Kidnapped Morality and Ethics Quotes

How we cite our quotes: Citations follow this format: (Chapter.Paragraph)

Quote #1

And presently [Hoseason] came marching back towards the house, with no mark of a sailor's clumsiness, but carrying his fine, tall figure with a manly bearing, and still with the same sober, grave expression on his face. I wondered if it was possible that Ransome's stories could be true, and half disbelieved them; they fitted so ill with the man's looks. But indeed, he was neither so good as I supposed him, nor quite so bad as Ransome did; for, in fact, he was two men, and left the better one behind as soon as he set foot on board his vessel. (6.25)

"In fact, he was two men": that sounds a lot like Dr. Jekyll and Mr. Hyde to us. It's as though, for Captain Hoseason, the potion that brings out his bad side is the ship he loves so much, the Covenant. Once he's on the sea, he seems to feel that he's free of moral obligations, while on land he must be "sober" and "grave."

Quote #2

I heard a gun fire, and supposed the storm had proved too strong for us, and we were firing signals of distress. The thought of deliverance, even by death in the deep sea, was welcome to me. Yet it was no such matter; but (as I was afterwards told) a common habit of the captain's, which I here set down to show that even the worst man may have his kindlier side. We were then passing, it appeared, within some miles of Dysart, where the brig was built, and where old Mrs. Hoseason, the captain's mother, had come some years before to live; and whether outward or inward bound, the Covenant was never suffered to go by that place by day, without a gun fired and colours shown. (7.3)

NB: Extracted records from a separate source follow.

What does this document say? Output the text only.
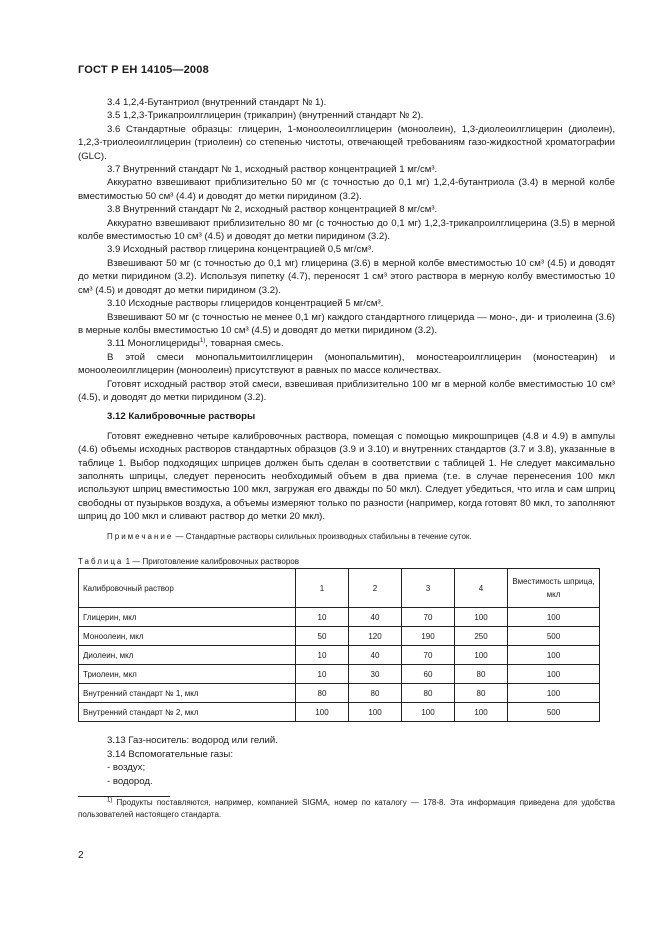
ГОСТ Р ЕН 14105—2008

3.4 1,2,4-Бутантриол (внутренний стандарт № 1).

3.5 1,2,3-Трикапроилглицерин (трикаприн) (внутренний стандарт № 2).

3.6 Стандартные образцы: глицерин, 1-моноолеоилглицерин (моноолеин), 1,3-диолеоилглицерин (диолеин), 1,2,3-триолеоилглицерин (триолеин) со степенью чистоты, отвечающей требованиям газо-жидкостной хроматографии (GLC).

3.7 Внутренний стандарт № 1, исходный раствор концентрацией 1 мг/см³.

Аккуратно взвешивают приблизительно 50 мг (с точностью до 0,1 мг) 1,2,4-бутантриола (3.4) в мерной колбе вместимостью 50 см³ (4.4) и доводят до метки пиридином (3.2).

3.8 Внутренний стандарт № 2, исходный раствор концентрацией 8 мг/см³.

Аккуратно взвешивают приблизительно 80 мг (с точностью до 0,1 мг) 1,2,3-трикапроилглицерина (3.5) в мерной колбе вместимостью 10 см³ (4.5) и доводят до метки пиридином (3.2).

3.9 Исходный раствор глицерина концентрацией 0,5 мг/см³.

Взвешивают 50 мг (с точностью до 0,1 мг) глицерина (3.6) в мерной колбе вместимостью 10 см³ (4.5) и доводят до метки пиридином (3.2). Используя пипетку (4.7), переносят 1 см³ этого раствора в мерную колбу вместимостью 10 см³ (4.5) и доводят до метки пиридином (3.2).

3.10 Исходные растворы глицеридов концентрацией 5 мг/см³.

Взвешивают 50 мг (с точностью не менее 0,1 мг) каждого стандартного глицерида — моно-, ди- и триолеина (3.6) в мерные колбы вместимостью 10 см³ (4.5) и доводят до метки пиридином (3.2).

3.11 Моноглицериды$^{1)}$, товарная смесь.

В этой смеси монопальмитоилглицерин (монопальмитин), моностеароилглицерин (моностеарин) и моноолеоилглицерин (моноолеин) присутствуют в равных по массе количествах.

Готовят исходный раствор этой смеси, взвешивая приблизительно 100 мг в мерной колбе вместимостью 10 см³ (4.5), и доводят до метки пиридином (3.2).

3.12 Калибровочные растворы

Готовят ежедневно четыре калибровочных раствора, помещая с помощью микрошприцев (4.8 и 4.9) в ампулы (4.6) объемы исходных растворов стандартных образцов (3.9 и 3.10) и внутренних стандартов (3.7 и 3.8), указанные в таблице 1. Выбор подходящих шприцев должен быть сделан в соответствии с таблицей 1. Не следует максимально заполнять шприцы, следует переносить необходимый объем в два приема (т.е. в случае перенесения 100 мкл используют шприц вместимостью 100 мкл, загружая его дважды по 50 мкл). Следует убедиться, что игла и сам шприц свободны от пузырьков воздуха, а объемы измеряют только по разности (например, когда готовят 80 мкл, то заполняют шприц до 100 мкл и сливают раствор до метки 20 мкл).

Примечание — Стандартные растворы силильных производных стабильны в течение суток.

Таблица 1 — Приготовление калибровочных растворов

Калибровочный раствор	1	2	3	4	Вместимость шприца, мкл
Глицерин, мкл	10	40	70	100	100
Моноолеин, мкл	50	120	190	250	500
Диолеин, мкл	10	40	70	100	100
Триолеин, мкл	10	30	60	80	100
Внутренний стандарт № 1, мкл	80	80	80	80	100
Внутренний стандарт № 2, мкл	100	100	100	100	500

3.13 Газ-носитель: водород или гелий.

3.14 Вспомогательные газы:

- воздух;

- водород.

$^{1)}$ Продукты поставляются, например, компанией SIGMA, номер по каталогу — 178-8. Эта информация приведена для удобства пользователей настоящего стандарта.

2
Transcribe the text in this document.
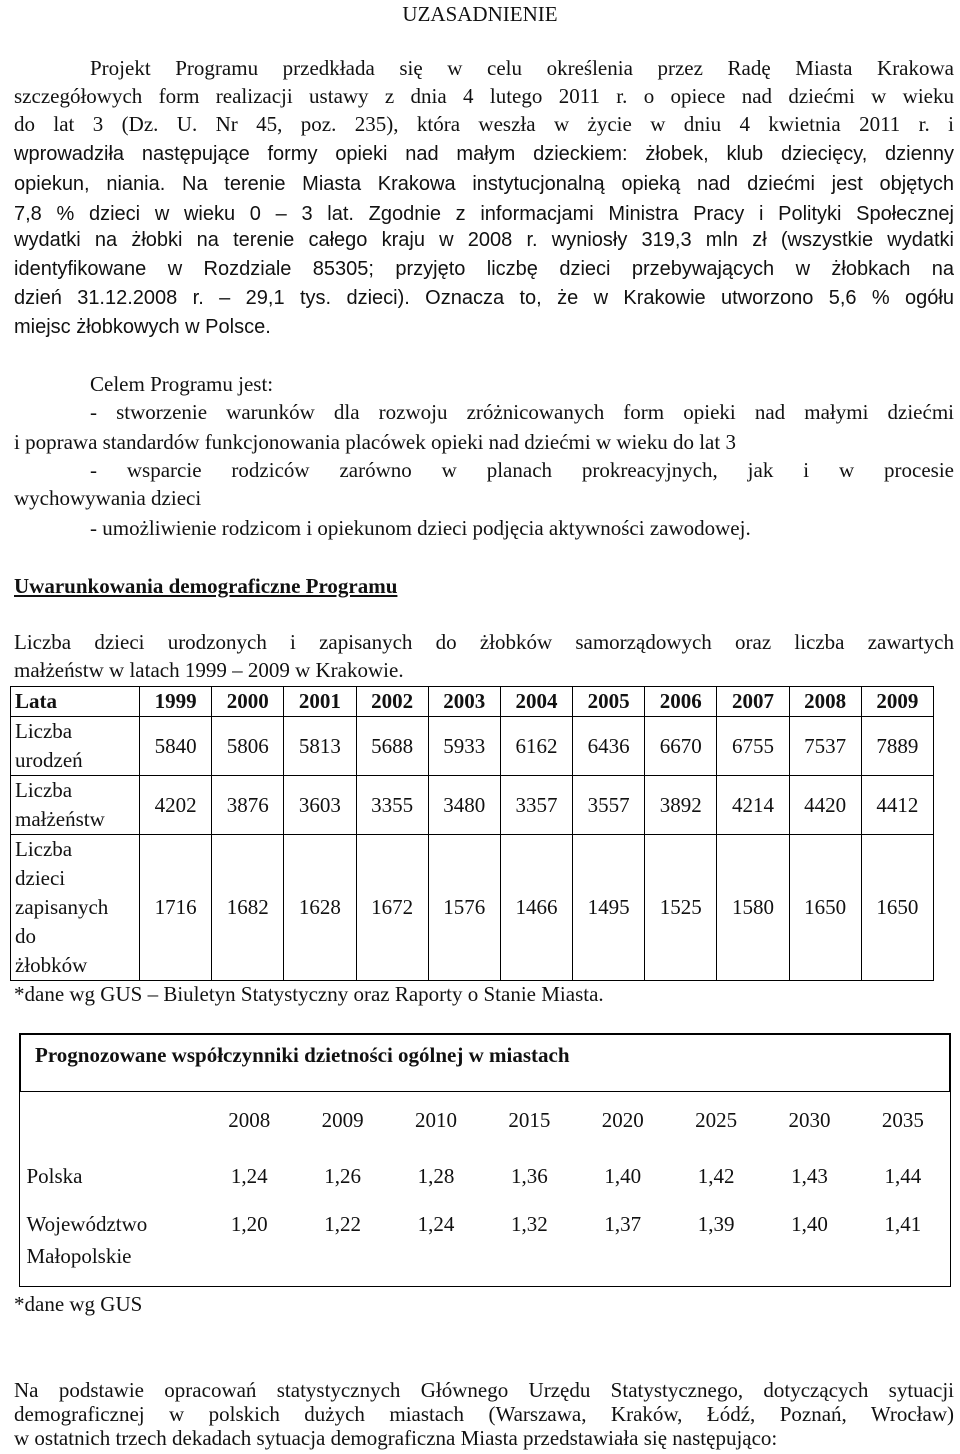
UZASADNIENIE
Projekt Programu przedkłada się w celu określenia przez Radę Miasta Krakowa
szczegółowych form realizacji ustawy z dnia 4 lutego 2011 r. o opiece nad dziećmi w wieku
do lat 3 (Dz. U. Nr 45, poz. 235), która weszła w życie w dniu 4 kwietnia 2011 r. i
wprowadziła następujące formy opieki nad małym dzieckiem: żłobek, klub dziecięcy, dzienny
opiekun, niania. Na terenie Miasta Krakowa instytucjonalną opieką nad dziećmi jest objętych
7,8 % dzieci w wieku 0 – 3 lat. Zgodnie z informacjami Ministra Pracy i Polityki Społecznej
wydatki na żłobki na terenie całego kraju w 2008 r. wyniosły 319,3 mln zł (wszystkie wydatki
identyfikowane w Rozdziale 85305; przyjęto liczbę dzieci przebywających w żłobkach na
dzień 31.12.2008 r. – 29,1 tys. dzieci). Oznacza to, że w Krakowie utworzono 5,6 % ogółu
miejsc żłobkowych w Polsce.
Celem Programu jest:
- stworzenie warunków dla rozwoju zróżnicowanych form opieki nad małymi dziećmi
i poprawa standardów funkcjonowania placówek opieki nad dziećmi w wieku do lat 3
- wsparcie rodziców zarówno w planach prokreacyjnych, jak i w procesie
wychowywania dzieci
- umożliwienie rodzicom i opiekunom dzieci podjęcia aktywności zawodowej.
Uwarunkowania demograficzne Programu
Liczba dzieci urodzonych i zapisanych do żłobków samorządowych oraz liczba zawartych
małżeństw w latach 1999 – 2009 w Krakowie.
Lata	1999	2000	2001	2002	2003	2004	2005	2006	2007	2008	2009

Liczba
urodzeń	5840	5806	5813	5688	5933	6162	6436	6670	6755	7537	7889

Liczba
małżeństw	4202	3876	3603	3355	3480	3357	3557	3892	4214	4420	4412

Liczba
dzieci
zapisanych
do
żłobków	1716	1682	1628	1672	1576	1466	1495	1525	1580	1650	1650
*dane wg GUS – Biuletyn Statystyczny oraz Raporty o Stanie Miasta.
Prognozowane współczynniki dzietności ogólnej w miastach								
	2008	2009	2010	2015	2020	2025	2030	2035

Polska	1,24	1,26	1,28	1,36	1,40	1,42	1,43	1,44

Województwo
Małopolskie	1,20	1,22	1,24	1,32	1,37	1,39	1,40	1,41
*dane wg GUS
Na podstawie opracowań statystycznych Głównego Urzędu Statystycznego, dotyczących sytuacji
demograficznej w polskich dużych miastach (Warszawa, Kraków, Łódź, Poznań, Wrocław)
w ostatnich trzech dekadach sytuacja demograficzna Miasta przedstawiała się następująco:
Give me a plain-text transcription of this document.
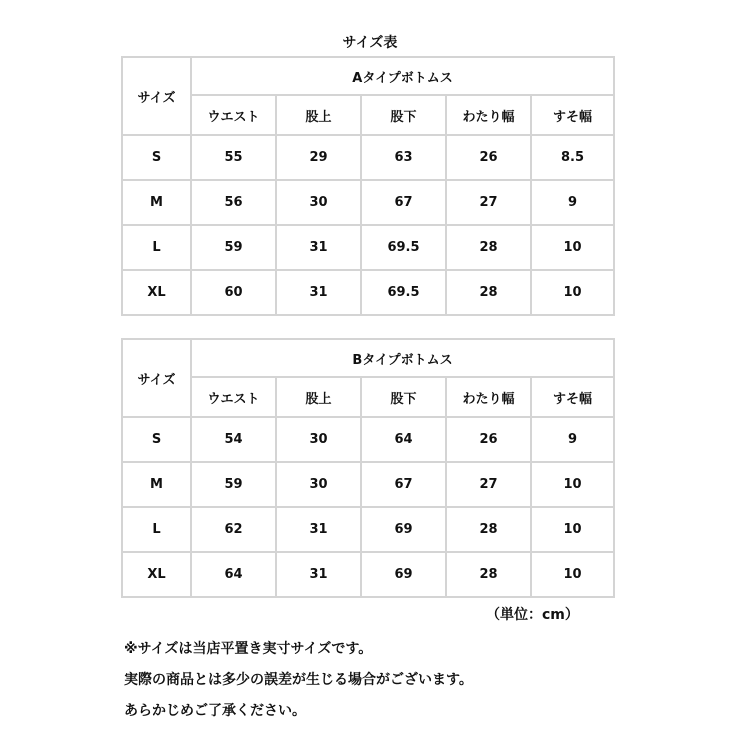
サイズ表
サイズ	Aタイプボトムス				
	ウエスト	股上	股下	わたり幅	すそ幅
S	55	29	63	26	8.5
M	56	30	67	27	9
L	59	31	69.5	28	10
XL	60	31	69.5	28	10
サイズ	Bタイプボトムス				
	ウエスト	股上	股下	わたり幅	すそ幅
S	54	30	64	26	9
M	59	30	67	27	10
L	62	31	69	28	10
XL	64	31	69	28	10
（単位：cm）
※サイズは当店平置き実寸サイズです。
実際の商品とは多少の誤差が生じる場合がございます。
あらかじめご了承ください。
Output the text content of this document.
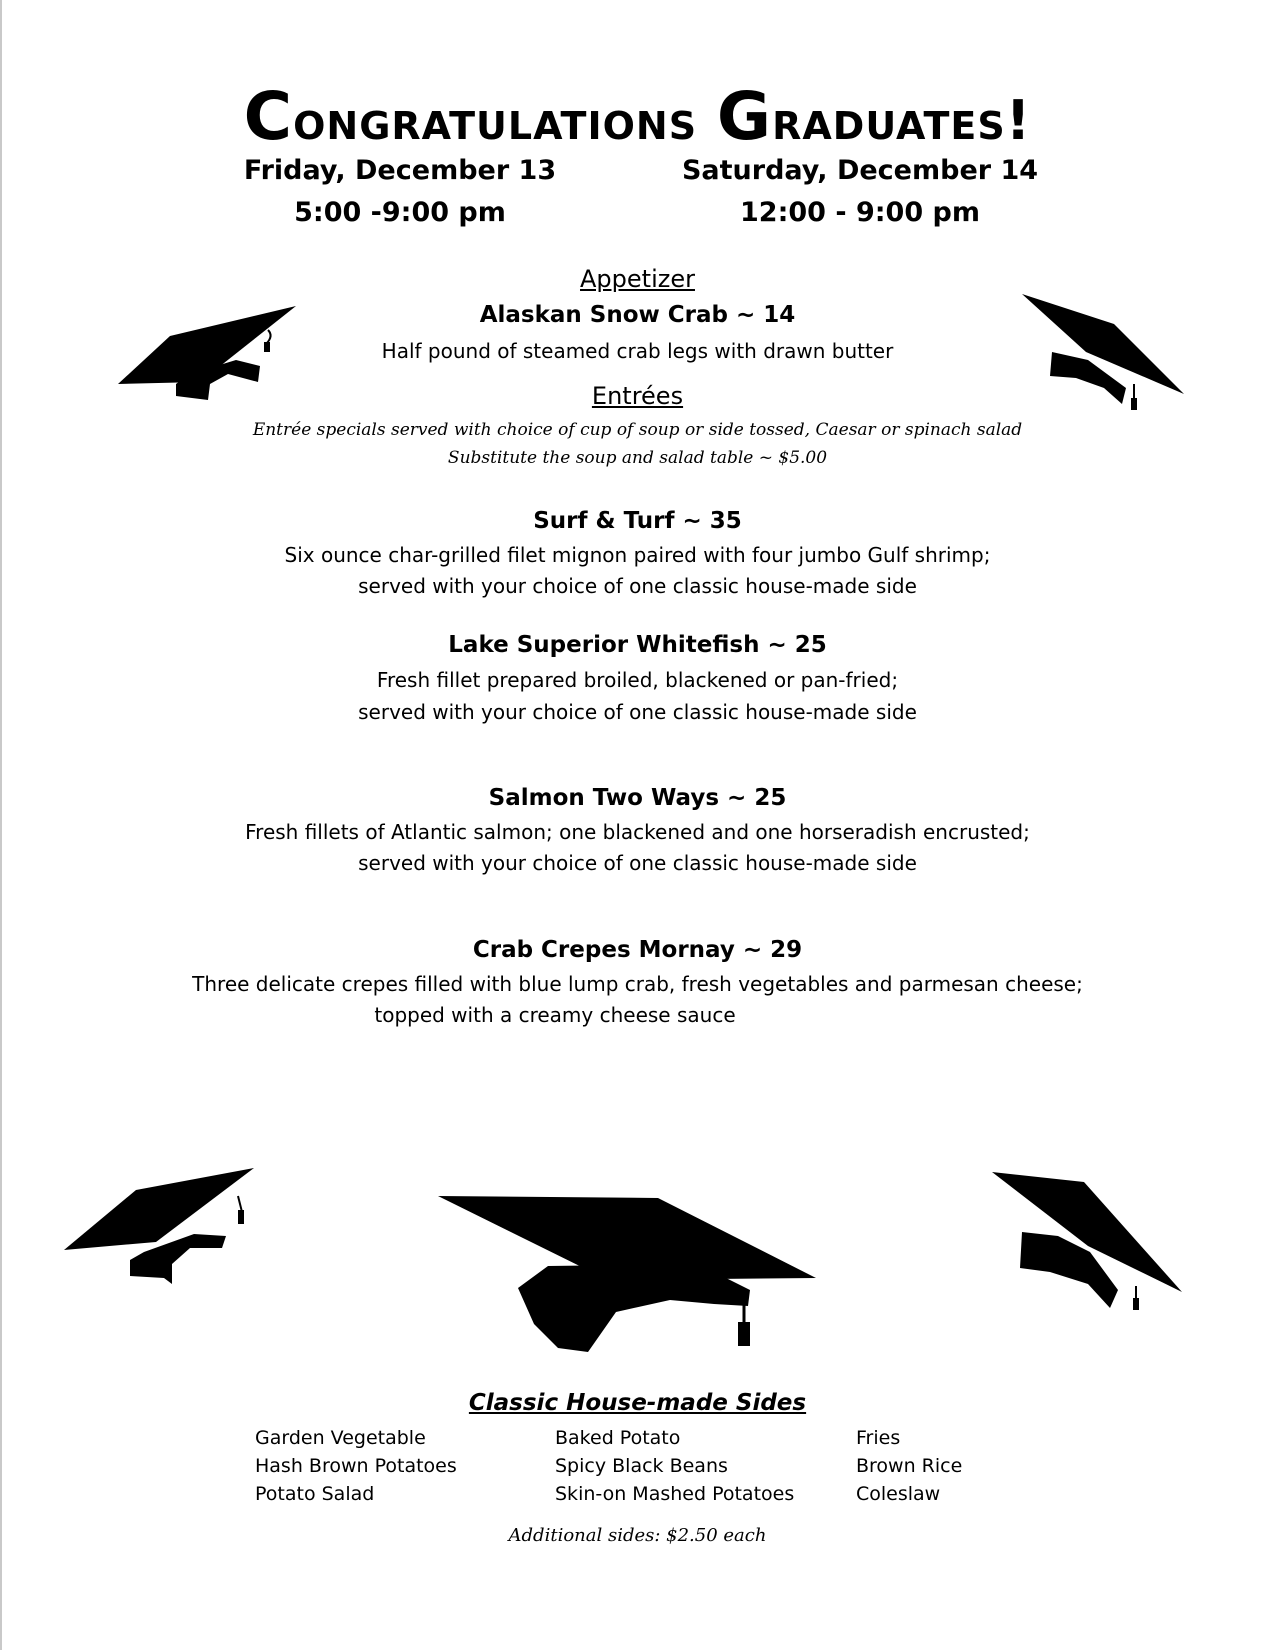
Congratulations Graduates!
Friday, December 13
5:00 -9:00 pm
Saturday, December 14
12:00 - 9:00 pm
Appetizer
Alaskan Snow Crab ~ 14
Half pound of steamed crab legs with drawn butter
Entrées
Entrée specials served with choice of cup of soup or side tossed, Caesar or spinach salad
Substitute the soup and salad table ~ $5.00
Surf & Turf ~ 35
Six ounce char-grilled filet mignon paired with four jumbo Gulf shrimp;
served with your choice of one classic house-made side
Lake Superior Whitefish ~ 25
Fresh fillet prepared broiled, blackened or pan-fried;
served with your choice of one classic house-made side
Salmon Two Ways ~ 25
Fresh fillets of Atlantic salmon; one blackened and one horseradish encrusted;
served with your choice of one classic house-made side
Crab Crepes Mornay ~ 29
Three delicate crepes filled with blue lump crab, fresh vegetables and parmesan cheese;
topped with a creamy cheese sauce
Classic House-made Sides
Garden Vegetable
Hash Brown Potatoes
Potato Salad
Baked Potato
Spicy Black Beans
Skin-on Mashed Potatoes
Fries
Brown Rice
Coleslaw
Additional sides: $2.50 each
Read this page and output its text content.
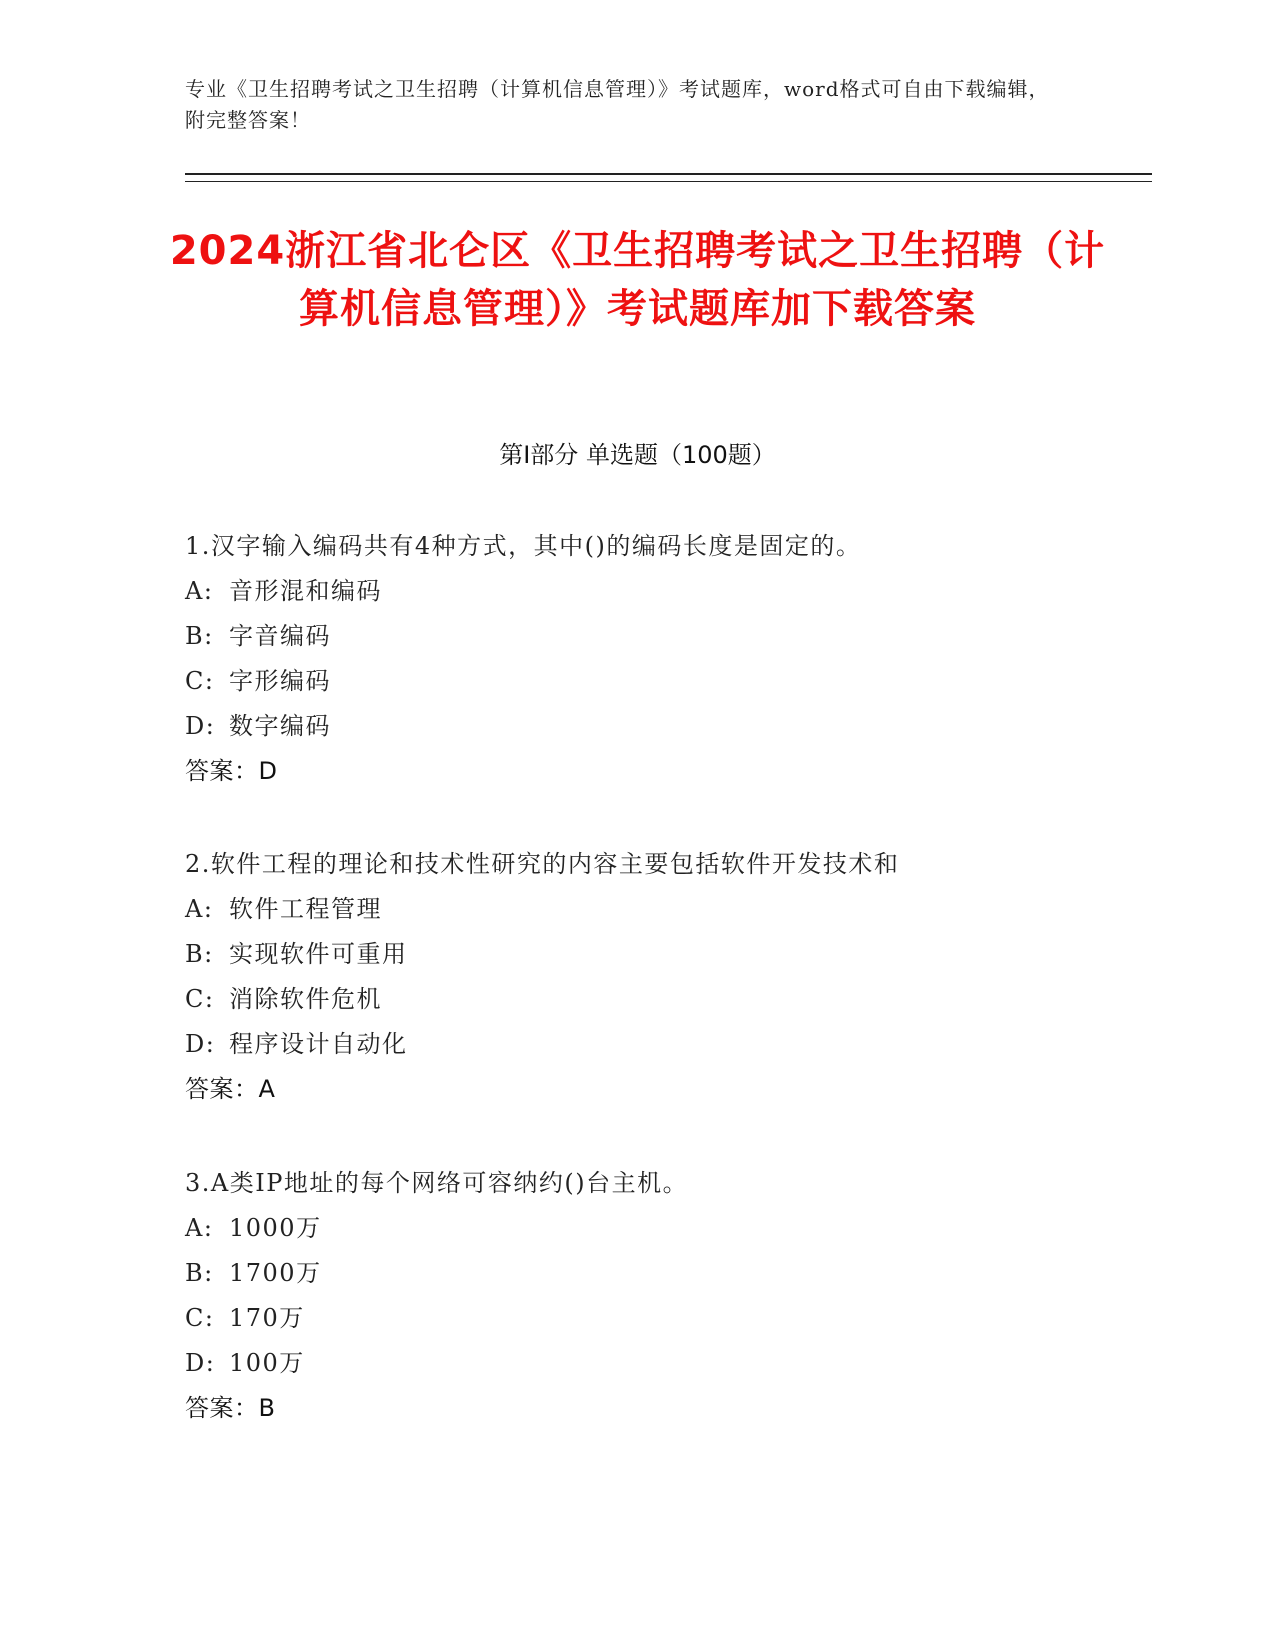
专业《卫生招聘考试之卫生招聘（计算机信息管理）》考试题库，word格式可自由下载编辑，附完整答案！
2024浙江省北仑区《卫生招聘考试之卫生招聘（计算机信息管理）》考试题库加下载答案
第Ⅰ部分 单选题（100题）
1.汉字输入编码共有4种方式，其中()的编码长度是固定的。
A: 音形混和编码
B: 字音编码
C: 字形编码
D: 数字编码
答案：D
2.软件工程的理论和技术性研究的内容主要包括软件开发技术和
A: 软件工程管理
B: 实现软件可重用
C: 消除软件危机
D: 程序设计自动化
答案：A
3.A类IP地址的每个网络可容纳约()台主机。
A: 1000万
B: 1700万
C: 170万
D: 100万
答案：B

Davie does like to complicate his moral judgments. Even after Hoseason has kidnapped him and locked him in the ship's hold, he still has to admit that the guy really loves his mother. We have to wonder, why does Stevenson include these particular tidbits of redeeming information? Does his love for his mother in some way make up for his violence against Davie? Or does it just reinforce his hypocrisy? What do these details make you think of Hoseason's character?

Quote #3

No class of man is altogether bad, but each has its own faults and virtues; and these shipmates of mine were no exception to the rule. Rough they were, sure enough; and bad, I suppose; but they had many virtues. They were kind when it occurred to them, simple even beyond the simplicity of a country lad like me, and had some glimmerings of honesty. (7.29)

It's kind of odd that Davie has such a prejudice against sailors when Stevenson traveled so much and made such a profit off Treasure Island. When he calls these a "class" of men, does Davie mean that they're all working-class? Or is "sailor" a particular kind of group for him, with "its own faults and virtues"?